Stories
Slash Boxes
Comments

SoylentNews is people

posted by janrinok on Monday January 09 2017, @12:58AM   Printer-friendly
from the something-to-hide? dept.

In a surprising and worrying move, the FBI has dropped its case against a man accused of downloading child sex abuse images, rather than reveal details about how they caught him.

Jay Michaud, a middle school teacher in Vancouver, Washington, was arrested in July last year after visiting the Playpen, a dark web meeting place tens of thousands of perverts used to swap mountains of vile underage porn.

Unbeknown to him at the time, the FBI were, for about a fortnight, running the site after taking over its servers, and managed to install a network investigative technique (NIT) on his computer to get his real public IP address and MAC address. The Playpen was hidden in the Tor anonymizing network, and the spyware was needed to unmask suspects – about 1,300 public IP addresses were collected by agents during the operation.

According to the prosecution, a police raid on his home revealed a substantial hoard of pictures and video of child sex abuse on computer equipment. But now, guilty or not, he's now off the hook after the FBI filed a motion to dismiss its own case [PDF] late last month.

Why? Because Michaud's lawyer insisted that the FBI hand over a sample of the NIT code so it could be checked to ensure that it didn't breach the terms of the warrant the FBI obtained to install the malware, and to check that it wouldn't throw up any false positives.

US District Judge Robert Bryan agreed, saying that unless the prosecution turned over the code, he'd have to dismiss the charges. The FBI has since been arguing against that, but has now decided that it's better to drop the case than reveal its techniques.

-- submitted from IRC


Original Submission

 
This discussion has been archived. No new comments can be posted.
Display Options Threshold/Breakthrough Mark All as Read Mark All as Unread
The Fine Print: The following comments are owned by whoever posted them. We are not responsible for them in any way.
  • (Score: 0) by Anonymous Coward on Monday January 09 2017, @12:55PM

    by Anonymous Coward on Monday January 09 2017, @12:55PM (#451421)

    > We only see a hash of the IP

    How can someone say stupid shit like this unless they are a complete ignoramus without any clue of computer science, programming, mathematics and basic logic?
    There are only 4 billion IP addresses, if you have a HASH of the IP address you HAVE the IP address!!!!

  • (Score: 2) by TheRaven on Monday January 09 2017, @02:01PM

    by TheRaven (270) on Monday January 09 2017, @02:01PM (#451448) Journal
    Only if it's an unsalted hash or you know the salt, and it's a cryptographic hash that is longer than 32 bits.
    --
    sudo mod me up
  • (Score: 2) by tangomargarine on Monday January 09 2017, @03:45PM

    by tangomargarine (667) on Monday January 09 2017, @03:45PM (#451484)

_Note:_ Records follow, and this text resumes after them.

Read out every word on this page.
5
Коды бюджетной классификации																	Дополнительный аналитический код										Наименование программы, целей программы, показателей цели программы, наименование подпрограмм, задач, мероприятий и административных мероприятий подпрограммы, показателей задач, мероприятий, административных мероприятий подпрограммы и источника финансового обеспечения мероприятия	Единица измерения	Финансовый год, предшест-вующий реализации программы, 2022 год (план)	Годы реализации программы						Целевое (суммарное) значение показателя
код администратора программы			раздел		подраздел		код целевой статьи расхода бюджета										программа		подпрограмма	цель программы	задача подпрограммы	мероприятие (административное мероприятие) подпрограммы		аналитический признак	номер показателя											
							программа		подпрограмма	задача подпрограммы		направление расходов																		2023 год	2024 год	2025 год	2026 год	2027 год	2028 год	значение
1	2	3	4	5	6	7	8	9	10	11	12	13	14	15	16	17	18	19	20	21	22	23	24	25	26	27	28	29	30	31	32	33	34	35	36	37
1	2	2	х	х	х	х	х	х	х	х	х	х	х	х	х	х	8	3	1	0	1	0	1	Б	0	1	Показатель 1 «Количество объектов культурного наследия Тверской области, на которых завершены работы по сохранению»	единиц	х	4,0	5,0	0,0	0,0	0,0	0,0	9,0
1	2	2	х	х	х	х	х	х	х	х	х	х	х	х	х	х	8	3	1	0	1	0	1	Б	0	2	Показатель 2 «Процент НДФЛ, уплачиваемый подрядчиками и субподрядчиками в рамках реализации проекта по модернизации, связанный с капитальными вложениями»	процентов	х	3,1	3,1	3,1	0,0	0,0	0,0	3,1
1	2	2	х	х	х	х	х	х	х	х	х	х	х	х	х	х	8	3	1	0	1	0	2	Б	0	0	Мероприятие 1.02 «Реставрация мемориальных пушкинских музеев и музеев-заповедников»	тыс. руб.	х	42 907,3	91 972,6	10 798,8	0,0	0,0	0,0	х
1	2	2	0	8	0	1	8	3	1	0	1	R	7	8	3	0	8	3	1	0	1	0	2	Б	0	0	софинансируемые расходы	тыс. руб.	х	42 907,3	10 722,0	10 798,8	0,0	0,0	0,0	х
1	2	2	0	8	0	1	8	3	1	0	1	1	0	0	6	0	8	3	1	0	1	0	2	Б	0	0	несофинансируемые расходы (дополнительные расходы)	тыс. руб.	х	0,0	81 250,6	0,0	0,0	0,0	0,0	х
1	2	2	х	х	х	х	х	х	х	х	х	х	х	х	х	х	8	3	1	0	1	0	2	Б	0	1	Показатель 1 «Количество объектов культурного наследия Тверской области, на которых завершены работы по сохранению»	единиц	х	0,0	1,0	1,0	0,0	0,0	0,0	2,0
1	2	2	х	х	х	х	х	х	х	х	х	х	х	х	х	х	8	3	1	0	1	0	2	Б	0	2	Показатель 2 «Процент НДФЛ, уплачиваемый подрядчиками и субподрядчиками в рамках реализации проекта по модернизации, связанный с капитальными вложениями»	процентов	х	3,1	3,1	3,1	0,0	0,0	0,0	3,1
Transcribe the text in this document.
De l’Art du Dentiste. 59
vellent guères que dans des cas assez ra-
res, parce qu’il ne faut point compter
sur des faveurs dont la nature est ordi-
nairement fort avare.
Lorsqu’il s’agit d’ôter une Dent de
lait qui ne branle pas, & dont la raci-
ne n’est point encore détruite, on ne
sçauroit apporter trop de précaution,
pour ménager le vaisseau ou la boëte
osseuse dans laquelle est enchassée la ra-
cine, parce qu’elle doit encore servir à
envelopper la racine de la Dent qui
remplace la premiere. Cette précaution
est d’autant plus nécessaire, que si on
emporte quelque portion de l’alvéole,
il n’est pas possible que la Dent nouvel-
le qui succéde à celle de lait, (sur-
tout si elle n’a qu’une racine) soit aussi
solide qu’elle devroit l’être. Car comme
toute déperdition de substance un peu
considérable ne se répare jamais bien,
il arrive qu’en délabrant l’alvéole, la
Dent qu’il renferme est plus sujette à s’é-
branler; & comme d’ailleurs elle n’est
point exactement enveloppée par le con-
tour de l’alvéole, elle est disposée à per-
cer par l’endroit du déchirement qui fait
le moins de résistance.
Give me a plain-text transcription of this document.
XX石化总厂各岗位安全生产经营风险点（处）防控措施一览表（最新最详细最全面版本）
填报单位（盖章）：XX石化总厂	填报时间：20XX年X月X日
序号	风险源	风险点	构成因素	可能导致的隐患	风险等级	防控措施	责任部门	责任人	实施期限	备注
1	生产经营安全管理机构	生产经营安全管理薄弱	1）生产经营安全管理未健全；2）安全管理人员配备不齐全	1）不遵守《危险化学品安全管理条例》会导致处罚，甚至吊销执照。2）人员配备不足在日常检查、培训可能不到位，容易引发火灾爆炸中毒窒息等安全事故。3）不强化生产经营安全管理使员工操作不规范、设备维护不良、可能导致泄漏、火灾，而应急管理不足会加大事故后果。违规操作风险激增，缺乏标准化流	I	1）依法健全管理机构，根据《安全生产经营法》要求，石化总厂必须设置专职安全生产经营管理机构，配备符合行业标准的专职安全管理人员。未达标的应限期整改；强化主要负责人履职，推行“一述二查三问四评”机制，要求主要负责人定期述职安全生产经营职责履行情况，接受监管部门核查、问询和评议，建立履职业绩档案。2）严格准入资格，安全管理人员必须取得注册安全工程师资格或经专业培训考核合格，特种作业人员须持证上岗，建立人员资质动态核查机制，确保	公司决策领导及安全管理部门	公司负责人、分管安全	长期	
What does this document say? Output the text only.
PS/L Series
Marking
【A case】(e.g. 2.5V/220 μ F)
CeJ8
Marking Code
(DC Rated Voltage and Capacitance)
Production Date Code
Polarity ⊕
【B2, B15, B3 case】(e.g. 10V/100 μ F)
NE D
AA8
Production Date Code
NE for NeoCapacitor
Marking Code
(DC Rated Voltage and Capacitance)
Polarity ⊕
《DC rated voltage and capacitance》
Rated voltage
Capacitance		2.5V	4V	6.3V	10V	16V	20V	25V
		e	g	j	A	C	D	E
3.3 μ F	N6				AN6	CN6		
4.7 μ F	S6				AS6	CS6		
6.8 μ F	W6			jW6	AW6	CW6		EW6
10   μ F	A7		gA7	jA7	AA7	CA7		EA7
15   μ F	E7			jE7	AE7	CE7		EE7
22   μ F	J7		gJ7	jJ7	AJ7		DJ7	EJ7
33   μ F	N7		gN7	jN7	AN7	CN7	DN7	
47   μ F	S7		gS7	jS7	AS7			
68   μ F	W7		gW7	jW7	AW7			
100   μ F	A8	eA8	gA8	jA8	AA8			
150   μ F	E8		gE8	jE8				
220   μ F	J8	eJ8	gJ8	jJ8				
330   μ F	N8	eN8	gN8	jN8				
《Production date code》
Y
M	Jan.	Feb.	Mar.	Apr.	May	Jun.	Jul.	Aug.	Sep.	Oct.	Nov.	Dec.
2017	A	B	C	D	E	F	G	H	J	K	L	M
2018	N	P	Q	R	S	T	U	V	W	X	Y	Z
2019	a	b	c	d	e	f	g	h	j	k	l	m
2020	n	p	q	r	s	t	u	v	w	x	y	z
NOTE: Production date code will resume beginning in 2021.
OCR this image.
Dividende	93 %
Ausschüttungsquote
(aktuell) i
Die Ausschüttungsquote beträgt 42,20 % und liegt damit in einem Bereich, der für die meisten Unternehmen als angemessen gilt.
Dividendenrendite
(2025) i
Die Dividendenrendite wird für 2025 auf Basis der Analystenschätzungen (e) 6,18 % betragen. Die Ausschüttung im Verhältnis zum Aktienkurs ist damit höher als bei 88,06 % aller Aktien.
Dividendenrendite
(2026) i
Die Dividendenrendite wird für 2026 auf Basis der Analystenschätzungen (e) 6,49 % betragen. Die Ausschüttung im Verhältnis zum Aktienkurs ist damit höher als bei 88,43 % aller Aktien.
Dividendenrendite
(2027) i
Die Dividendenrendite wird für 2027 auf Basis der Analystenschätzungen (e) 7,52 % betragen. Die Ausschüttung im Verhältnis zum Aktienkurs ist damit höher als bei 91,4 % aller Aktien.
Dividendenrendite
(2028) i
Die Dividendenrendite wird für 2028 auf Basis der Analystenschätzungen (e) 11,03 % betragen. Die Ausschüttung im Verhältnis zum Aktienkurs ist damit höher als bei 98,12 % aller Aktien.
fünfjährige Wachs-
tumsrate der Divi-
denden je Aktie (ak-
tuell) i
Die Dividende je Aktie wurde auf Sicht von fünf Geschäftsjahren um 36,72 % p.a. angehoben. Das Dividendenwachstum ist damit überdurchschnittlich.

    unless they are a complete ignoramus without any clue of computer science, programming, mathematics and basic logic

    Somebody needs to review the definition of a hash.

    --
    "Is that really true?" "I just spent the last hour telling you to think for yourself! Didn't you hear anything I said?"
    • (Score: 2) by tibman on Monday January 09 2017, @06:34PM

      by tibman (134) Subscriber Badge on Monday January 09 2017, @06:34PM (#451555)

      He's saying you could build an IP dictionary by hashing every single IP and doing a comparison against the target hash. You would have to know the has algorithm and salt though.

      --
      SN won't survive on lurkers alone. Write comments.
    • (Score: 2) by tibman on Monday January 09 2017, @07:06PM

      by tibman (134) Subscriber Badge on Monday January 09 2017, @07:06PM (#451572)

      Wanted to follow up. I poked around the source for a few min and it looks like a plain md5 hash is used. A rainbow table is doable. 16 bytes for IP and 16 bytes for md5 with a total of 4,294,967,296 records is ~137 GB. If someone could find a way show a user hash for a specific comment then i could be motivated to build the rainbow table with a small web front-end for people to use : )

      https://github.com/SoylentNews/rehash/blob/e90330293ad9a27e3975a88ea8c17dccec74e130/Slash/Utility/Environment/Environment.pm#L3108 [github.com]

      --
      SN won't survive on lurkers alone. Write comments.
      • (Score: 2) by The Mighty Buzzard on Monday January 09 2017, @08:23PM

        by The Mighty Buzzard (18) Subscriber Badge <themightybuzzard@proton.me> on Monday January 09 2017, @08:23PM (#451601) Homepage Journal

        Yup, which is why we haven't bothered changing the hashing algorithm or anything. That small of a key space you don't gain anything by using a better algorithm. Use our .onion site or a VPN if it bugs you too much.

        --
        My rights don't end where your fear begins.